This script generates a dataset of RDF entries, aggregated by having the same subject entity, for the purpose of D2T generation from the extracted RDF files.
- Connect to an Elasticsearch index containing RDF-style entries with subject (sid), relation (rid), and object (oid) triplets.
- Aggregate and process the entries based on their subject entity.
- Split the data into train, test, and dev sets.
- Save the processed data into a specific folder structure.
- Connect to Elasticsearch and fetch the required data using composite aggregations.
- Use a helper function to process and save the triples for train, test, and dev sets.
- Each set of triples is saved in a JSON file with the following structure:
{
"data": [
[
"subject1_label | relation_label | object_label",
"subject1_label | ... | ...",
"subject1_label | ... | ..."
]
]
}
The generated files are saved in the following folder structure:
text_generation/data/buckets: Contains JSON files with unprocessed buckets.

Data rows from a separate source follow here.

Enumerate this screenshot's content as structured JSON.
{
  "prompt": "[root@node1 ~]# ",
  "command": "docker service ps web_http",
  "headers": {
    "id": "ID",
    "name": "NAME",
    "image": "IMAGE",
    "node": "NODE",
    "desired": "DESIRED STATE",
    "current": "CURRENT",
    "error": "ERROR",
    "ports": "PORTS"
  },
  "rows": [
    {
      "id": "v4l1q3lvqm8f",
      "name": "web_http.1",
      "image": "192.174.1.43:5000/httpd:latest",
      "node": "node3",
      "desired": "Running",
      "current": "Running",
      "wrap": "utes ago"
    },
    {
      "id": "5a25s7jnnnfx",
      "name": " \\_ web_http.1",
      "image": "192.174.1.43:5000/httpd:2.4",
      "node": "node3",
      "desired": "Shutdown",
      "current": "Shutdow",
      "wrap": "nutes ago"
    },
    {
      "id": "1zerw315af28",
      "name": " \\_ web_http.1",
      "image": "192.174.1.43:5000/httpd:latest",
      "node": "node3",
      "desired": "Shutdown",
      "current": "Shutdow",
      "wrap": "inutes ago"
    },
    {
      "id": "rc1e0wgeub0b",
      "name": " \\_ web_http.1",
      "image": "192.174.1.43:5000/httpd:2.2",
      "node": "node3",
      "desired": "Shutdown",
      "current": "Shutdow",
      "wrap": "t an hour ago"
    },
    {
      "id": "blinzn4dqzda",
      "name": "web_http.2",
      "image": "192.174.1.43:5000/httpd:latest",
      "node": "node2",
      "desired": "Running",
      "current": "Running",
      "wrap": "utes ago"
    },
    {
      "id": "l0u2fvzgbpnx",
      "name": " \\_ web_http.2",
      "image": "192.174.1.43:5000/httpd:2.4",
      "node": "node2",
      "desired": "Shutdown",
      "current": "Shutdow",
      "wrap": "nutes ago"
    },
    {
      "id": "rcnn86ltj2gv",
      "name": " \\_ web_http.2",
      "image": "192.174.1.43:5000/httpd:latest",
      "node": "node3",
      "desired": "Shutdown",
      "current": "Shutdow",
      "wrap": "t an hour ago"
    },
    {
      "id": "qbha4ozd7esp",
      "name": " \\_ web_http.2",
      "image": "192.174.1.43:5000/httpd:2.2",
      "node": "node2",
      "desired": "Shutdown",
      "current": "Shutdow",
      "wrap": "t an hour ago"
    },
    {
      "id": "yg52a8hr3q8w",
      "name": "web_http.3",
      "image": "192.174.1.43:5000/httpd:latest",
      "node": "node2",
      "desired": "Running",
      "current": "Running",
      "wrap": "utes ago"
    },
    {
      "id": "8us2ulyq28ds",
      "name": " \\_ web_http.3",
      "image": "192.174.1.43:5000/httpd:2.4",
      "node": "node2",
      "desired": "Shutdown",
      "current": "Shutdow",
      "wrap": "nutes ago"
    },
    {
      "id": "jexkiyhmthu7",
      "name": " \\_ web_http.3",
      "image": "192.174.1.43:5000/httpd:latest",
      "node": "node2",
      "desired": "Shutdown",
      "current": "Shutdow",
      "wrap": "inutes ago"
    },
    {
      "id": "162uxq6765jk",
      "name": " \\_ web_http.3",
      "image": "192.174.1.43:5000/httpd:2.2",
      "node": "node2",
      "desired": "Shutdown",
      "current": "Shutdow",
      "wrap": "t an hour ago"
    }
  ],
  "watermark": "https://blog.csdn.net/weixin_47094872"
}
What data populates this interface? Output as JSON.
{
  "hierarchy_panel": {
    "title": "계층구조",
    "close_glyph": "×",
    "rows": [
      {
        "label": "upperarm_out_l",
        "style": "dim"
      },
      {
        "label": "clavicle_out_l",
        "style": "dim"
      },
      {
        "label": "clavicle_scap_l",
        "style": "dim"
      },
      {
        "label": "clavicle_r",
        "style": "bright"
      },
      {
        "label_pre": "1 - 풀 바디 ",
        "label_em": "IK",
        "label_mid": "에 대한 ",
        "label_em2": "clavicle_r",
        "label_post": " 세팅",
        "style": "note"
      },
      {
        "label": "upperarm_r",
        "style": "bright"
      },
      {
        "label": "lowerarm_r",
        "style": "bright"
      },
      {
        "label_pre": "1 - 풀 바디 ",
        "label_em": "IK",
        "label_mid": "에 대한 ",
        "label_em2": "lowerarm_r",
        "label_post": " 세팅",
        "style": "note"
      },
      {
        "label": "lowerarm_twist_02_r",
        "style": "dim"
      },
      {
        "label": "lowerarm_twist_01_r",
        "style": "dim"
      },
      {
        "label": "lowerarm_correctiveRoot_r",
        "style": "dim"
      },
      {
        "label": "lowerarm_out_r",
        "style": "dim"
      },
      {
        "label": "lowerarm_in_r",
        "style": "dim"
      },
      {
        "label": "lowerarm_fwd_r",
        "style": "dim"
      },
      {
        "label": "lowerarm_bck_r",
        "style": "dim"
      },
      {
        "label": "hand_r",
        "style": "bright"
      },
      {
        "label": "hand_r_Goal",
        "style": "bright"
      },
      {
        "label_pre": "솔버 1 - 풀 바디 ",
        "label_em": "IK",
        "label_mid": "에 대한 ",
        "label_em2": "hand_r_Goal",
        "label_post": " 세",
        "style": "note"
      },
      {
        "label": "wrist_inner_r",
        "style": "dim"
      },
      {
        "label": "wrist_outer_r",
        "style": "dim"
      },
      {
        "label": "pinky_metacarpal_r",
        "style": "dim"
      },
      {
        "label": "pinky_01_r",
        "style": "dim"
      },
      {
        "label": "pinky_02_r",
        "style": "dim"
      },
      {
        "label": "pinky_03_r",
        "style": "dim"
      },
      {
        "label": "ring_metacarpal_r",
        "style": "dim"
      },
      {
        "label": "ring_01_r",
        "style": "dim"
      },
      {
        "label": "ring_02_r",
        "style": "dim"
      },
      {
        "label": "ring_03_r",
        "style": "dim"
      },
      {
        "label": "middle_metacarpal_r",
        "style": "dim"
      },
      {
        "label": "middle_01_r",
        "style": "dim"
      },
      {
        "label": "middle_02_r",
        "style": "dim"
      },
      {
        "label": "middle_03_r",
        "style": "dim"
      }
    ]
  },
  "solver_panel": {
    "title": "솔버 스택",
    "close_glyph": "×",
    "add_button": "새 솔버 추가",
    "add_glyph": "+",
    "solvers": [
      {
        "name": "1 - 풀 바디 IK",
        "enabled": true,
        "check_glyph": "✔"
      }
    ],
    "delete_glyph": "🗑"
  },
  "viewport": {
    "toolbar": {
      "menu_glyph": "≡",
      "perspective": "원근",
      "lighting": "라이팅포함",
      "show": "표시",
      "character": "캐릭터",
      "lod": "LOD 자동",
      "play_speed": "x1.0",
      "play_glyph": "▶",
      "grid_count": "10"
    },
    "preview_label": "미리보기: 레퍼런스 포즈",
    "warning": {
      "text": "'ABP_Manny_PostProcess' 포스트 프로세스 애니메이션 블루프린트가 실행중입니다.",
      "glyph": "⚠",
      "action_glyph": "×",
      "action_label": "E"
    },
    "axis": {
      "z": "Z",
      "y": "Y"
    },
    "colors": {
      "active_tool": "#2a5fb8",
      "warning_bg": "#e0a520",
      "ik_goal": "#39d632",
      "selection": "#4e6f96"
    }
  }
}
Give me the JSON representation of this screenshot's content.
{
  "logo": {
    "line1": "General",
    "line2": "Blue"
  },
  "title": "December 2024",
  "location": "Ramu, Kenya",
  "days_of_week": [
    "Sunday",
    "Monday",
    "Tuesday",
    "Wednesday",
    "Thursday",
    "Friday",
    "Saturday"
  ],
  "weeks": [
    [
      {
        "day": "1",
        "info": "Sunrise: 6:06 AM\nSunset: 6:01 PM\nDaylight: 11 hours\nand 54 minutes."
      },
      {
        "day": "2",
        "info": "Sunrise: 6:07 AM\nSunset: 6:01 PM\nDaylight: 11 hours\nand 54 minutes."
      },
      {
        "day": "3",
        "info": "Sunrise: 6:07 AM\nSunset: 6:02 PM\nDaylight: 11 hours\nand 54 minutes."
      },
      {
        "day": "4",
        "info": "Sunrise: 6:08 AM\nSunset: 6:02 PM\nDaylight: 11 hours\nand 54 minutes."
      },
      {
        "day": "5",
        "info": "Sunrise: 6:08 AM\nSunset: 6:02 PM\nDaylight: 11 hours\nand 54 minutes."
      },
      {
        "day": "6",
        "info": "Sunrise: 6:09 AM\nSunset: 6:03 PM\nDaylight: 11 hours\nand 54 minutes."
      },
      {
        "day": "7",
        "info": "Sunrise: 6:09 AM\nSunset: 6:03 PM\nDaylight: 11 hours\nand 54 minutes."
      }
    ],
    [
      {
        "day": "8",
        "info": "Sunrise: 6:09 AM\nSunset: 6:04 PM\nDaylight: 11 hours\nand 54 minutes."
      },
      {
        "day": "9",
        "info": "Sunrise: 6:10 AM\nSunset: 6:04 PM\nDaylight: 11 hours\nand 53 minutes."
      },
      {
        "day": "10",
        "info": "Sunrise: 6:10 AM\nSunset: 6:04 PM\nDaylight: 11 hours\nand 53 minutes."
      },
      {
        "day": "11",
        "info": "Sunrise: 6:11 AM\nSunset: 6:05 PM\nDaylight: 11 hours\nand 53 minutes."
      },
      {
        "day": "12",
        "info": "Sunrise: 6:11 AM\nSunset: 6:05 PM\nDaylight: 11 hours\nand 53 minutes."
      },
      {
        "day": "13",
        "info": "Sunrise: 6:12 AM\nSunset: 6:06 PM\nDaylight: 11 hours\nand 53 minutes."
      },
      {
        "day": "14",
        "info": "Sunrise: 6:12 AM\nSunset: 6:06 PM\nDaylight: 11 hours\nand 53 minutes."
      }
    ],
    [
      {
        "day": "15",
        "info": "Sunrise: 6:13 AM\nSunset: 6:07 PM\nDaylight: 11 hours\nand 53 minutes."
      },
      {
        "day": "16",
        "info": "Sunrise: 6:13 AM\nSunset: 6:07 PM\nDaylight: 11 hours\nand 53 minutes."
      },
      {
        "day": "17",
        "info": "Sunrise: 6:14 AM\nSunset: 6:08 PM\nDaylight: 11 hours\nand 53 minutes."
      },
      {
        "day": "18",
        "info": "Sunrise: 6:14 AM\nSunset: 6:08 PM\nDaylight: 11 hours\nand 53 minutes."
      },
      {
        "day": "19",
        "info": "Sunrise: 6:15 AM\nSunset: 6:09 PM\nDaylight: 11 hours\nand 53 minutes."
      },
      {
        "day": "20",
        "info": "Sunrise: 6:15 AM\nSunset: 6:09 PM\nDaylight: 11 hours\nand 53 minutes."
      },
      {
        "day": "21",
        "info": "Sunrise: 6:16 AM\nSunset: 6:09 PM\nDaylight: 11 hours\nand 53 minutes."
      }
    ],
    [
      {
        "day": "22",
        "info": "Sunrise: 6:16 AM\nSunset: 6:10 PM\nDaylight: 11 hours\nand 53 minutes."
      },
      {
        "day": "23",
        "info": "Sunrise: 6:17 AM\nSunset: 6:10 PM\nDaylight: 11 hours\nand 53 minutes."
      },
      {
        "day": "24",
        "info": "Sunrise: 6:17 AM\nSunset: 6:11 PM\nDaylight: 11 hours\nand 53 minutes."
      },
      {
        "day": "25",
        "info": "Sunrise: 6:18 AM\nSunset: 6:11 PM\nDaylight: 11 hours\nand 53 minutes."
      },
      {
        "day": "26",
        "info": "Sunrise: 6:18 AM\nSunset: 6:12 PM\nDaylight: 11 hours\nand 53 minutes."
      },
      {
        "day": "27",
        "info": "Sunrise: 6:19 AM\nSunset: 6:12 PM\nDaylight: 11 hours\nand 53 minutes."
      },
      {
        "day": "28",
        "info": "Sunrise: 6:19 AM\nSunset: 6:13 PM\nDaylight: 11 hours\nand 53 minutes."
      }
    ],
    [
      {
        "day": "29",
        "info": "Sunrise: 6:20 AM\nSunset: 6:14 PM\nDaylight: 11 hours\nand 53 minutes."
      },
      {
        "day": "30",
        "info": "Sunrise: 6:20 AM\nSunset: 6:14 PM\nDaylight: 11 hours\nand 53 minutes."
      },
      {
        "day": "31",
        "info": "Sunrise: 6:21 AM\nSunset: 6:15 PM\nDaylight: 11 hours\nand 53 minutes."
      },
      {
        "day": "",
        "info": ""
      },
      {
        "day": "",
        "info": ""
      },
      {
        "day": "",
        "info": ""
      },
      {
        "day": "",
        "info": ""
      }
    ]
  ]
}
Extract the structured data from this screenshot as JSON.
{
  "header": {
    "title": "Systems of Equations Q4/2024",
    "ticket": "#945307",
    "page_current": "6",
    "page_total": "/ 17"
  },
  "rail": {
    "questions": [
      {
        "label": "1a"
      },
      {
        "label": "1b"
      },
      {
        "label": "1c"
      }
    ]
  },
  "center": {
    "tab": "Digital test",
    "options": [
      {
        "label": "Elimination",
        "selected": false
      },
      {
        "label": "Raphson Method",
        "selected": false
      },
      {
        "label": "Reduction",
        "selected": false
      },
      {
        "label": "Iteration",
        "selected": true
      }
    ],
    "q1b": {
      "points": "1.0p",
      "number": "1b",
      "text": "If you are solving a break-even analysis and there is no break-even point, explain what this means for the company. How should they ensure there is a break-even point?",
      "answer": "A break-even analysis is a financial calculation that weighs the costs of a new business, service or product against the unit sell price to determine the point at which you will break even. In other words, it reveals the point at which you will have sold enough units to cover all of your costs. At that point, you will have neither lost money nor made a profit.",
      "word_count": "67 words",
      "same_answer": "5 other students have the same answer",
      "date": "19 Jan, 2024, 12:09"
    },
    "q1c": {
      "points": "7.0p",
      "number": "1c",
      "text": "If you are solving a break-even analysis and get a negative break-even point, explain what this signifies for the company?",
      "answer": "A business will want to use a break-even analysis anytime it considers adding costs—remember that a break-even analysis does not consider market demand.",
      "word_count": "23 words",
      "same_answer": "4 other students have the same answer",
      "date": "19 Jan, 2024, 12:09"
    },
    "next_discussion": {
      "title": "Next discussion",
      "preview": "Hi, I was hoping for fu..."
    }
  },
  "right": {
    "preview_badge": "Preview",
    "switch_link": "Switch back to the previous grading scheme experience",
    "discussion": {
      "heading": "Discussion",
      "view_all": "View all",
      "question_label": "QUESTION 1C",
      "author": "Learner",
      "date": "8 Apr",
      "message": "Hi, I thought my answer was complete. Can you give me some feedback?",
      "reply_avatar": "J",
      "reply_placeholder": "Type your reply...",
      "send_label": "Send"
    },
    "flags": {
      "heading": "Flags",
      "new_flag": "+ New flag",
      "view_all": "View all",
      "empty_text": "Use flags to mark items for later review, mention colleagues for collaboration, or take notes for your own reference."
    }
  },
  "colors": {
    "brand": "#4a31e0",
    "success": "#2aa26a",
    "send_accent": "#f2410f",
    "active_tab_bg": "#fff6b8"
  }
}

text_generation/data/train: Contains subdirectories for each triplet count (e.g., 1triples, 2triples, etc.), which store JSON files for the train set.
text_generation/data/test: Contains subdirectories for each triplet count (e.g., 1triples, 2triples, etc.), which store JSON files for the test set.
text_generation/data/dev: Contains subdirectories for each triplet count (e.g., 1triples, 2triples, etc.), which store JSON files for the dev set.